En tant que maman et entrepreneuse, comment vous organisez-vous aujourd’hui au quotidien pour concilier vie pro et vie familiale?

Mon petit dernier est à la crèche deux demi-journées par semaine. Ce qui est super… mais pas suffisant par rapport à tout ce que je voudrais faire…Alors, bien sûr, je profite beaucoup de ses siestes pour avancer sur mes différentes activités! Et j’ai l’impression de toujours courir après le temps! Mais ce que je fais me passionne, alors c’est le jeu! Le seul petit bémol est que j’ai mis de côté toutes mes activités personnelles. Depuis la naissance, rien, pas de sport, pas de chorale, pas de danse… Je m’éclate tellement dans ce que je fais, que cela ne me manque pas forcément et je suis, de plus, heureuse d’être très présente auprès de mon petit garçon… Mais je serai contente de retrouver ces moments « perso » quand il rentrera à l’école!

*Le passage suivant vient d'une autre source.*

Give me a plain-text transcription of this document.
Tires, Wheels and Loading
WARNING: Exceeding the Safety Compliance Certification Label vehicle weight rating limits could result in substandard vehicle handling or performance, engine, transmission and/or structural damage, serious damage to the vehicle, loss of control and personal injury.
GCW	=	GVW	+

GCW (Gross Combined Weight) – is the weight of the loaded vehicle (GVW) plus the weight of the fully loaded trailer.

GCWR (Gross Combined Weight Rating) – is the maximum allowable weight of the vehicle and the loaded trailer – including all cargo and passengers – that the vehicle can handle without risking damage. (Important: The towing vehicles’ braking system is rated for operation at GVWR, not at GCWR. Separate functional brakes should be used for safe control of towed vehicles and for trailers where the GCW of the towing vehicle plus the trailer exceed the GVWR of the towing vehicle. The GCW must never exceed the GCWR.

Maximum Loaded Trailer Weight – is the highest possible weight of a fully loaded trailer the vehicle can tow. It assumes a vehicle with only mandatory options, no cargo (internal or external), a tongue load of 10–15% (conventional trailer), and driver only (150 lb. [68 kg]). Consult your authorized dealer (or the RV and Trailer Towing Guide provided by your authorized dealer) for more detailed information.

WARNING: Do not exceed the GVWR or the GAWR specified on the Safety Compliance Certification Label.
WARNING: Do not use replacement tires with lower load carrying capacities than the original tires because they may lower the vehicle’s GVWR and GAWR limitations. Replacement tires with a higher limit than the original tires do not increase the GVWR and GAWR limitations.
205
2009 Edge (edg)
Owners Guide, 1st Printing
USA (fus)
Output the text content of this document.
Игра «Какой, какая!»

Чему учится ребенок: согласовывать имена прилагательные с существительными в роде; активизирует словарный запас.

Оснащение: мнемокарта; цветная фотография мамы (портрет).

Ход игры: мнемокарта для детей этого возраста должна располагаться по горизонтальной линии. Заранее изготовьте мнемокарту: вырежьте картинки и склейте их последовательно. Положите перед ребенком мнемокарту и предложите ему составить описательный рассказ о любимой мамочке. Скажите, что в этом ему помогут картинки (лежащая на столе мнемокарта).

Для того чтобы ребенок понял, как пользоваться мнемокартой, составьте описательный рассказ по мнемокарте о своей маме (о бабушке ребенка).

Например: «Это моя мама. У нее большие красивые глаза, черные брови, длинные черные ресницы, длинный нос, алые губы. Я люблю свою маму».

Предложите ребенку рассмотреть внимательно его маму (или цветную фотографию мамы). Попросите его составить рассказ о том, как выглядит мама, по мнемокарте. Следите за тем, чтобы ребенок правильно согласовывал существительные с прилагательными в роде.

Pouvez-vous donner un petit scoop aux lecteurs de la Turbulette?

Un petit scoop? En ce moment, j’essaye de faire venir du Danemark un triporteur 4 places de la marque Nihola!

Et puis peut être un jour… reviendront les projets d’écriture… Mais il faudra que j’arrive à les caser dans mon emploi du temps!

Un grand merci, Stéphanie, pour votre accueil et votre temps précieux que vous m’avez accordé! Et encore un grand merci pour votre témoignage!